The Quants, by Scott Patterson, is the latest indulgence in my taste for financial crisis porn. It reminds me a lot of Roger Lowenstein’s When Genius Failed. Lowenstein’s book, which narrates the rise and fall of the infamous hedge fund Long Term Capital Management, is highly readable, but ultimately it fails to explain why the firm failed. Did it hold unsound positions, or did it suffer from an excess of temporary losses on what were basically good bets (sometimes this is known as the gambler’s ruin problem)?

Patterson seems tempted to lump all of the quants together and to blame the gambler’s ruin problem. Early in the book, he offers an anecdote in which Ed Thorpe, an early quant, sets out to use card counting to win at blackjack. A key is to avoid the gambler’s ruin problem by reducing the size of your bets as you run low on capital.

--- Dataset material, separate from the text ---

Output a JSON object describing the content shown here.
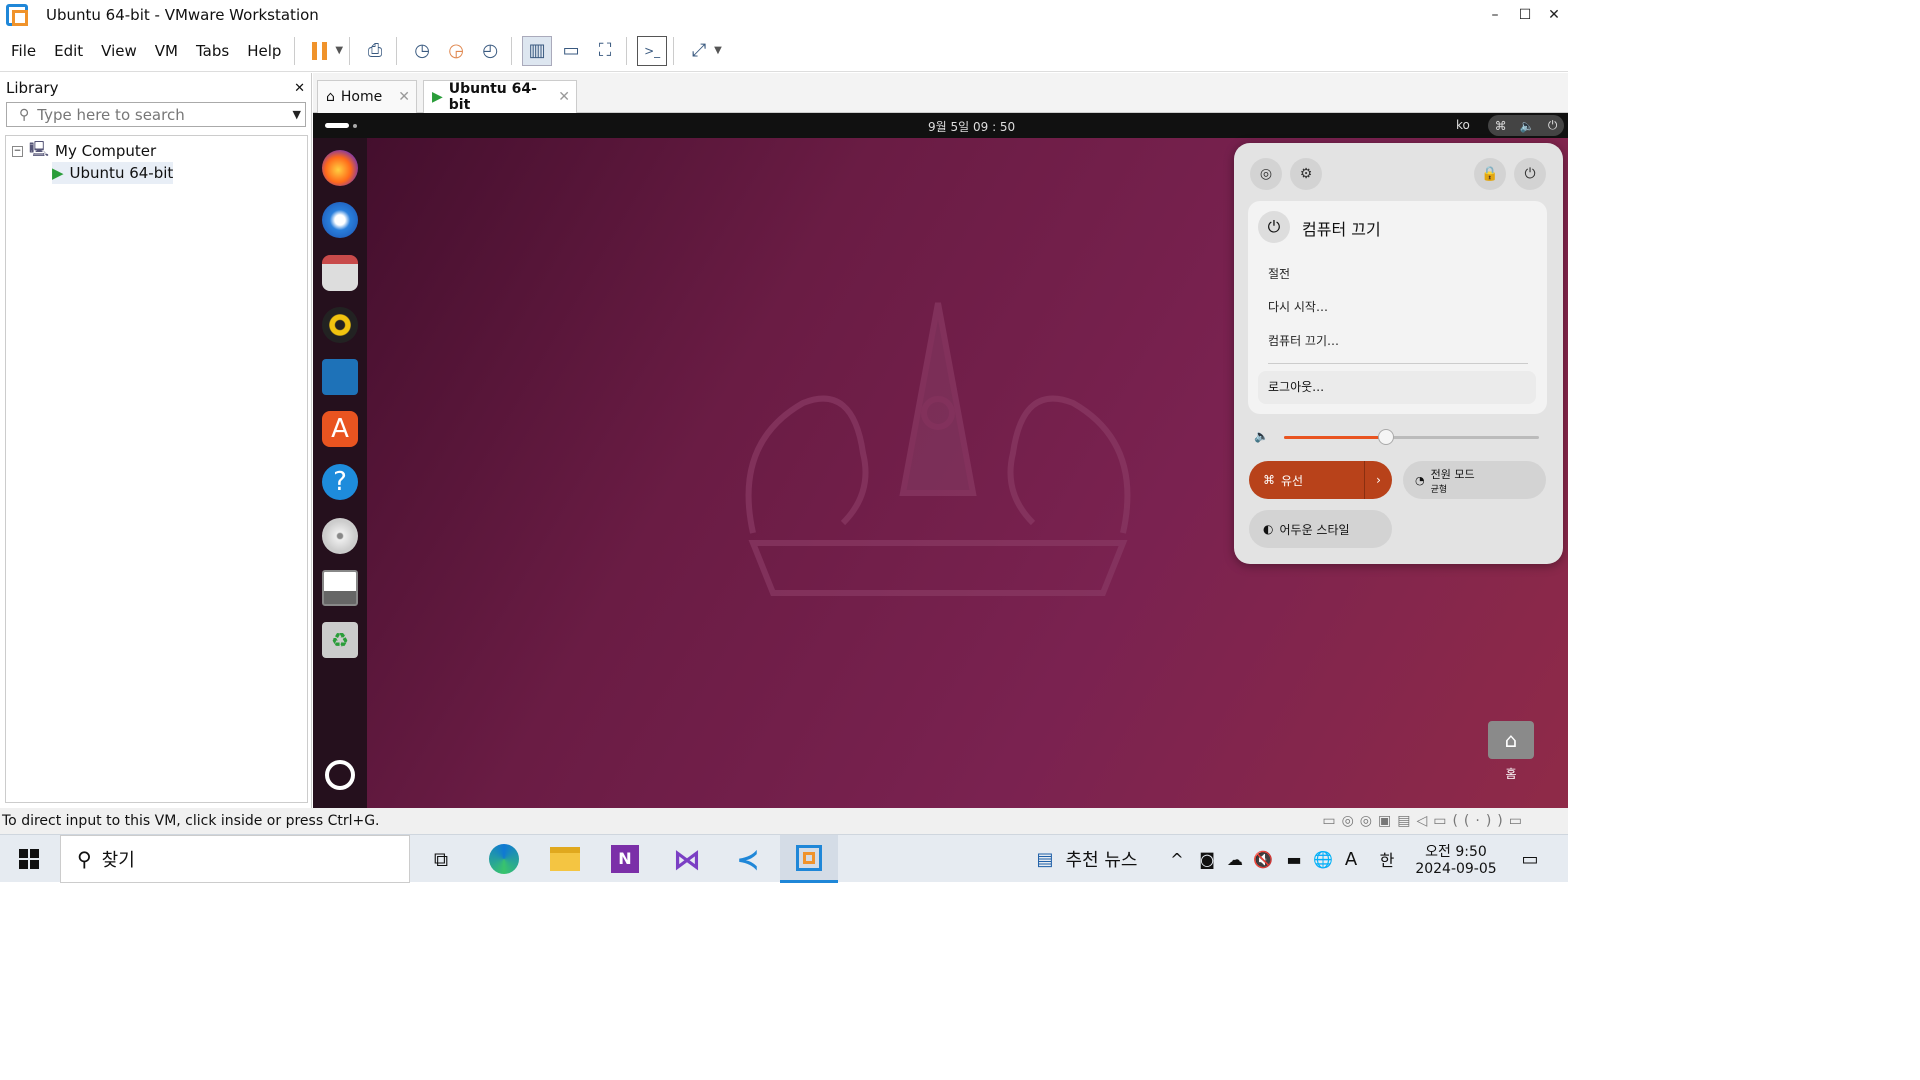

Still, the gambler’s ruin story has some problems. First, not all quant firms followed the same strategy. Some firms’ strategies actually succeeded to during the market meltdown. Second, if it was a gambler’s ruin problem, then the losses in the quant positions should have turned around by now. It does not appear that they have.

For me, the most interesting take-away from the book was just how fragile the financial system has become. For example, Patterson says that the stock market crash of October 1987 very nearly caused the Chicago Mercantile Exchange to go under. I wonder how many of the people who think that putting derivatives trading on an exchange is a cure-all are aware of that episode.

My favorite chapter in the book is called “The August factor.” It describes a near-implosion in quant firms that took place in August of 2007. On August 10, Patterson suggests, the financial system might have collapsed, except for two decisions. First, Cliff Asness of the hedge fund AQR decided to fight the trends in the market by taking on more risk. Second, Goldman Sachs added liquidity to its stressed quant funds. Patterson writes,

If the selling had continued–which likely would have happened if Goldman Sachs hadn’t bailed out its GEO fund–the results could have been catastophic, not only for the quants but for everyday investors…Just as the implosion of the mortgage market triggered a cascading meltdown of quant funds, the losses by imploded quant funds could have bled into other asset classes, a crazed rush to zero that could put the entire financial system in peril.

The picture I get is of a financial trading system that has grown far too large and far too complex for anyone to understand. I came away from the book with even less confidence in the ability of regulators to ensure its safety. By the same token, it reinforces my view that we need to make the system easy to fix, because we will never be able to make it impossible to break.